Blumberg is chairman of an organization offering Jewish families as much as $50,000 to relocate to Dothan, Ala., an overwhelmingly Christian town of 58,000 that calls itself the Peanut Capital of the World. Get involved at Temple Emanu-El and stay at least five years, the group’s leaders say, and the money doesn’t have to be repaid.

More Jews are living in the South than ever before — about 386,000 at last count in 2001, according to Stuart Rockoff, a historian at the Goldring/Woldenberg Institute of Southern Jewish Life in Jackson, Miss. But many young Jews are leaving small towns in favor of cities such as Atlanta and Birmingham. The trend has forced dozens of small-town synagogues to close.

Launched in June, the Blumberg program has put advertisements in Jewish newspapers in Boston, Miami, Providence, R.I., and Washington, D.C., and it plans to expand the campaign.
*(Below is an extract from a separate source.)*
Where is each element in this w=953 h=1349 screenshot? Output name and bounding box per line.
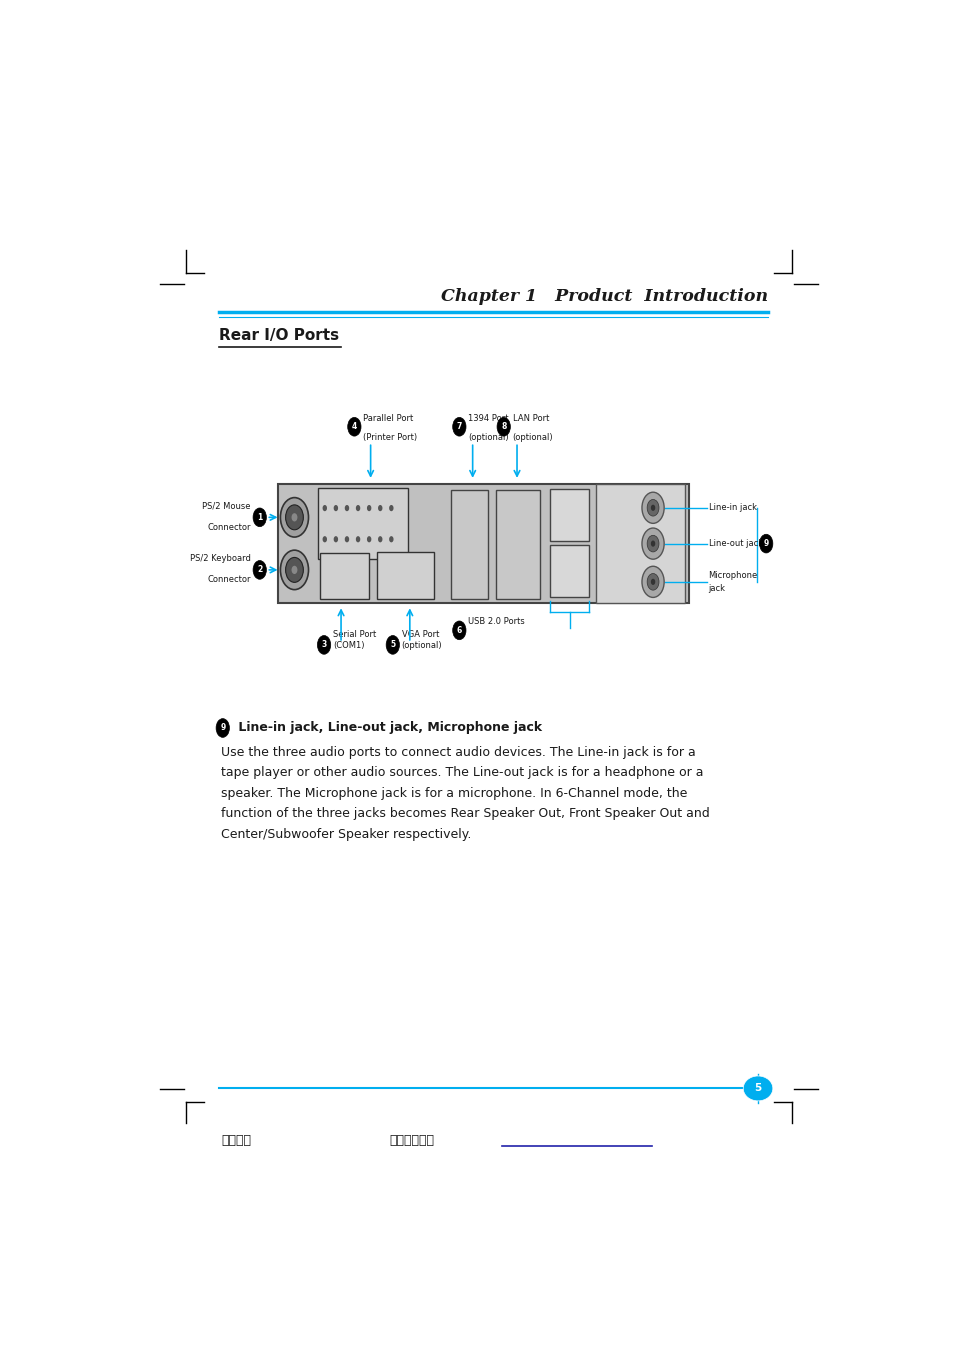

Trying to lure Jewish families to a quiet Southern town in a state with a reputation for far-right politics and racial intolerance might be difficult. About 20 Jewish families have sought information about Dothan, though none has made the move.

Rockoff credits Blumberg and the rest of the congregation with fighting to remain in Dothan, where the synagogue has a full-time rabbi and the temple, which is aligned with the Reform movement, hasn’t missed having a Friday night service in decades.

“It is a small community, but they have some deep pockets to be able to do this,” said Rockoff. “As a historian it is fascinating to see them trying to buck this trend.”